In Their Place
After 400 years of abuse, African-Americans continue to struggle with an inequitable America. If we're serious about leaving no child behind, we should start by offering black families a fair shot in life.“So the question for white Americans is essentially moral: Is it right to impose on members of an entire race a lesser start in life, and then expect from them a degree of resolution that has never been demanded from your own race?”
I find this question, raised by Andrew Hacker in his book “Two Nations: Black and White, Separate, Hostile, Unequal,” haunting and disturbing. Often I wonder why the question does not shame all white Americans into greater resolve to correct what is now four centuries of disgraceful treatment of an entire people — treatment based solely on skin color. Day after day we read in newspapers and journals about the unequal treatment of black America. In fact, I believe we are so used to the accounts that they wash off us just as rain washes off windows.
As the Hacker quote reminds us, the power structure of America sets up the playing field extraordinarily uneven, rigs the game, imposes penalties and punishments upon certain players, and then blames and holds them accountable for the results. It has been going on in this country since the first slave ship arrived off our shores in 1619, and it has continued generation after generation, century after century, decade after decade to this very day.
The inequities imposed upon African-Americans by the white powers that be are now so legion that it is easy, for some — perhaps for many — to become oblivious to their deleterious effects in society and their cruel impacts upon individual lives. To illustrate, I started cutting out random articles and statistics recently from newspapers and journals. Here are but a few:
For one, let’s consider our notorious prison system. Two recent books received an excellent review, “The American Prison Nightmare,” in the April 12 issue of The New York Review of Books. The author, Jason DeParle, not only shows how prisoners’ lives are damaged or ruined by prison itself but how the families, children and communities of the incarcerated men also are destroyed. “Black men in their early thirties,” DeParle writes, “are imprisoned at seven times the rate of whites in the same age group … by the time they reach their mid-thirties, a full 60 percent of black high school dropouts are now prisoners or ex-cons.”

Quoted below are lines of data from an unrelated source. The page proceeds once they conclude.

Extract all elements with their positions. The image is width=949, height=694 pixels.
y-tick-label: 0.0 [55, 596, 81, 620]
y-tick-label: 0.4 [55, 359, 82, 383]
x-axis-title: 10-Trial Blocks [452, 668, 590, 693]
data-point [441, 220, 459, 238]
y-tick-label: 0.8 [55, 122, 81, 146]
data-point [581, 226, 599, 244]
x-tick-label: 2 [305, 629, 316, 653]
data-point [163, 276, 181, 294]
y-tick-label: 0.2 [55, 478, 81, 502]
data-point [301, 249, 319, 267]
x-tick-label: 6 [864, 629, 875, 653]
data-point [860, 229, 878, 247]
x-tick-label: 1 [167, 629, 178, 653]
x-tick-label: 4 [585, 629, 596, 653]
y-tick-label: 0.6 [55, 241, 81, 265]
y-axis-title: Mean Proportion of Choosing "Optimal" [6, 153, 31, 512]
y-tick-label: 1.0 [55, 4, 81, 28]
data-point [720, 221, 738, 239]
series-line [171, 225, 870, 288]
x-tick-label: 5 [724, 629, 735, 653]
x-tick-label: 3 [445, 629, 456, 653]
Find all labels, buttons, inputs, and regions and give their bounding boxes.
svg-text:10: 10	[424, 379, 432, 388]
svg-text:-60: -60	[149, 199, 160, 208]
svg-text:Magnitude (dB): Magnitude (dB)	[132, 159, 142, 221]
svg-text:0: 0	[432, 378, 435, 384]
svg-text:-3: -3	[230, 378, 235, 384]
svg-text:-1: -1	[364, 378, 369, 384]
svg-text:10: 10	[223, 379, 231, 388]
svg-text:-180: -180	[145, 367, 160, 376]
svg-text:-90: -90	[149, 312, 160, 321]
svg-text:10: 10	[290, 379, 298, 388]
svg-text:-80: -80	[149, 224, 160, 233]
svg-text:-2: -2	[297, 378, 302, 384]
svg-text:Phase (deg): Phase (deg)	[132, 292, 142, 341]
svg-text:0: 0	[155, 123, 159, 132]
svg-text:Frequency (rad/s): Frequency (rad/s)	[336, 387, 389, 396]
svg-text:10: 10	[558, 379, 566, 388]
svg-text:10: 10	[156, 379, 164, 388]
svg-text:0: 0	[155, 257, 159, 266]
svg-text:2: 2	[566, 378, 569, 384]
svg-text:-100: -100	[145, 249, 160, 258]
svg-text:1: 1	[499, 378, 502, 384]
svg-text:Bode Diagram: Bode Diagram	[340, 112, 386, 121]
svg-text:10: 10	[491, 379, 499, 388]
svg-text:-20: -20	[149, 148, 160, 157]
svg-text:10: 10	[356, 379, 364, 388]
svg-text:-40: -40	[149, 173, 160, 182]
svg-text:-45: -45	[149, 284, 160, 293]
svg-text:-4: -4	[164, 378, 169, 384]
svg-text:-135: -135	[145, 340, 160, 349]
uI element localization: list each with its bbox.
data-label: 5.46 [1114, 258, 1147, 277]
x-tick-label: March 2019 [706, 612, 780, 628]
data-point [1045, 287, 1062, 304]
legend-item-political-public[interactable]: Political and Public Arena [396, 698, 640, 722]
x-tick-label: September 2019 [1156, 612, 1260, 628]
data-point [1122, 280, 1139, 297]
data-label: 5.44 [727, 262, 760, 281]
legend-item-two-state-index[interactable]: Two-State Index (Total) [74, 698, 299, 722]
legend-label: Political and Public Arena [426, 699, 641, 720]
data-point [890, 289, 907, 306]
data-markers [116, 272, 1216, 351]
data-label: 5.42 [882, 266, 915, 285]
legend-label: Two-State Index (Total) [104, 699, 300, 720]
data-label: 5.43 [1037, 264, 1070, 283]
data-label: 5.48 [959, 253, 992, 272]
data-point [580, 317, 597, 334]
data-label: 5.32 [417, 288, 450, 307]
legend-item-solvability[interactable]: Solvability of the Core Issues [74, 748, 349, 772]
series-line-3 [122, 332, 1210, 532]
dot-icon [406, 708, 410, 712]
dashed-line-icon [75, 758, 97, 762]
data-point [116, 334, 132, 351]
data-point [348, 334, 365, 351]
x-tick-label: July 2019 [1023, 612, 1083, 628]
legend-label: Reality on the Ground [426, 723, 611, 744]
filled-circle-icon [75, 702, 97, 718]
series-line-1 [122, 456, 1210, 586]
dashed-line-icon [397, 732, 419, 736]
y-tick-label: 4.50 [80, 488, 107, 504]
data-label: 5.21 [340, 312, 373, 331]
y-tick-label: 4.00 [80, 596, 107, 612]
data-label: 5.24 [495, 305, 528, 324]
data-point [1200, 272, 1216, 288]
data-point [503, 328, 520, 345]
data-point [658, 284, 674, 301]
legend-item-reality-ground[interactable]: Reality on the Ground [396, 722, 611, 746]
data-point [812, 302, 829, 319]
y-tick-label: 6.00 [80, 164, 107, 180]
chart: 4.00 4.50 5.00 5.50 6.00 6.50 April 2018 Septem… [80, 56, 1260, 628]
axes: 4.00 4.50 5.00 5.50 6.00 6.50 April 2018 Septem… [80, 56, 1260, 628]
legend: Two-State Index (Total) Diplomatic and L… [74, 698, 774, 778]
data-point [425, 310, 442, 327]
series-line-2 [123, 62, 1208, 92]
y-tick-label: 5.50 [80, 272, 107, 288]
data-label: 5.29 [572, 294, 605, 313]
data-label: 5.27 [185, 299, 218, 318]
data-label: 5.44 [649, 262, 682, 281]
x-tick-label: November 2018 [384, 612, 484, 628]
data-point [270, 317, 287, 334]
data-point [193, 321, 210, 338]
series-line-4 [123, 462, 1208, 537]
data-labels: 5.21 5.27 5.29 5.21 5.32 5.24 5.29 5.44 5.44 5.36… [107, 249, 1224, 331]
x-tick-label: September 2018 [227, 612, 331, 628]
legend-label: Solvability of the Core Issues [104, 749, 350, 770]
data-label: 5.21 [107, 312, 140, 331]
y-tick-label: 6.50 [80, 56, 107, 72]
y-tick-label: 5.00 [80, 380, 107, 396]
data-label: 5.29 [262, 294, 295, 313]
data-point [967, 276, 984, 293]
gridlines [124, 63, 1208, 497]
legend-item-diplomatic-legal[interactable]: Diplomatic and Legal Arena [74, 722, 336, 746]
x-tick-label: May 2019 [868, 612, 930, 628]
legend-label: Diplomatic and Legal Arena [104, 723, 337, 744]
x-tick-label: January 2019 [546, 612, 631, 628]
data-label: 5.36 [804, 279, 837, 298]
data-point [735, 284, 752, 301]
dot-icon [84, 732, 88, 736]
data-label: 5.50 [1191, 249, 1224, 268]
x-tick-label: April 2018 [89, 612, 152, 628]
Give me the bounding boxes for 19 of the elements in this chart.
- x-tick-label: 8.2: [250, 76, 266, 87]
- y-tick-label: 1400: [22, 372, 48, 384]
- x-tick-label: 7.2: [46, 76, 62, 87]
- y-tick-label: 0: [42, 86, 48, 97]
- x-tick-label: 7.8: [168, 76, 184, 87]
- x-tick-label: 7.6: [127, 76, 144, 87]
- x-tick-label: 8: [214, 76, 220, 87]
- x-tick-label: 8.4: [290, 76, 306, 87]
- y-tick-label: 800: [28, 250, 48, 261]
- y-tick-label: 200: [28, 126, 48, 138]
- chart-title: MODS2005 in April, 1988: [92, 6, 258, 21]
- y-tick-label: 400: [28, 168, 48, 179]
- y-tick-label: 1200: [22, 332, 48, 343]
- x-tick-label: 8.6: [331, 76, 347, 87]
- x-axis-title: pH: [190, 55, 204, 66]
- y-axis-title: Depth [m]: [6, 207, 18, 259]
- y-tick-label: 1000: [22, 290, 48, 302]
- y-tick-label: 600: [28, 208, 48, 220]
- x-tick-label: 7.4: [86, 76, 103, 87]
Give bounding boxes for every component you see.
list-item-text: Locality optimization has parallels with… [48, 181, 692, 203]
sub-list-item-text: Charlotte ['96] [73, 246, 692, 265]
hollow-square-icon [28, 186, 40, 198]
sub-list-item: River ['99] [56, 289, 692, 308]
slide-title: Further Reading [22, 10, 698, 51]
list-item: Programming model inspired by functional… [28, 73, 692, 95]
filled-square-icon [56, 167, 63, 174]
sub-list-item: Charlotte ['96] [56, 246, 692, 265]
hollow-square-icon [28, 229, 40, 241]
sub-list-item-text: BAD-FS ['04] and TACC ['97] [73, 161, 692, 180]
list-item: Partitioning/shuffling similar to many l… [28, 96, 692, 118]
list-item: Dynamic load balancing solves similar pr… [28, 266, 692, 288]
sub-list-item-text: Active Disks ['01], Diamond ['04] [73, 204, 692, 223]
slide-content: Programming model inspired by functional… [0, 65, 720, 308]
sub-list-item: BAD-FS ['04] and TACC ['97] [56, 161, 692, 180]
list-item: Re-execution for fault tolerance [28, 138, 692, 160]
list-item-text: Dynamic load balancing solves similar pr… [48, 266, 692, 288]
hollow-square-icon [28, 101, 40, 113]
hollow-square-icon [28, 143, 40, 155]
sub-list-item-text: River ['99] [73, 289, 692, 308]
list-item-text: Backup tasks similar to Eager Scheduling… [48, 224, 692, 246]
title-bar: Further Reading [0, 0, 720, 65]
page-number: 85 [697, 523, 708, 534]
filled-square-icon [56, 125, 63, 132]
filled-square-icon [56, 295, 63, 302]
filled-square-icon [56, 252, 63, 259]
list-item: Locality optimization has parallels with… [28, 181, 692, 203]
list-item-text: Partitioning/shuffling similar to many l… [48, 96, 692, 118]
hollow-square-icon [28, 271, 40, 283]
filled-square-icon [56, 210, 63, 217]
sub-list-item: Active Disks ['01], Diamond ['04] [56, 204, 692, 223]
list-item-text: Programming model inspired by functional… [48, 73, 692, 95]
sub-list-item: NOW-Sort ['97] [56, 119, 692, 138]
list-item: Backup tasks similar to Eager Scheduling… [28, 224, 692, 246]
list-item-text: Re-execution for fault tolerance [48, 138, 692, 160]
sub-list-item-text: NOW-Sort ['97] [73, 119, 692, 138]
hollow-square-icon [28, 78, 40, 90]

Bruce Western, the writer of “Punishment and Inequality in America,” one of the books reviewed by DeParle, argues that prison is not just a byproduct of poverty; through mass incarceration, he says, “the poor are made poorer and have fewer prospects.”
Black men are incarcerated unequally — that is, at a far higher rate than whites for the same crimes, and then black America is criticized (often subtly and obliquely) for its lack of intact families. Black children growing up without fathers, without two breadwinners in the family, without models of high school or college graduates, are then expected to do as well as their white, Asian or even Hispanic counterparts. It simply isn’t fair.
To quote from DeParle again: “From 1980 to 2000, the number of children with fathers behind bars rose sixfold to 2.1 million. Among white kids, just over 1 percent has incarcerated fathers, while among black children the figure approaches 10 percent.”
Here are a few more recent newspaper clips:
From The New York Times (Bob Herbert), March 15, 2007: “For black males who left high school without a diploma, the real jobless rate at various times over the past few years has ranged from 59 percent to a breathtaking 72 percent.” Of course, the disastrous impact of this upon families and children, schools and neighborhoods is equally breathtaking.
And in Education Week (Feb. 14, 2007) a report from the University of Chicago states, “More than half, or 54 percent, of African-Americans ages 15-25 believe they received a poorer education than their white counterparts.” Having been directly involved in predominantly white public and private schools and predominantly black public schools, I can verify that this belief is true.
And the beat goes on: poorer education with consequent higher dropouts, fewer job opportunities, disproportionate incarceration rates, poorer healthcare and overall governmental neglect of inner cities. As Michael Thomas shows us in his first novel, “Man Gone Down,” things are set up to keep the “Other” poor in their place. It’s about time to address this issue head-on — with compassion and real action. I believe it is long overdue to launch a Marshall Plan for Black America.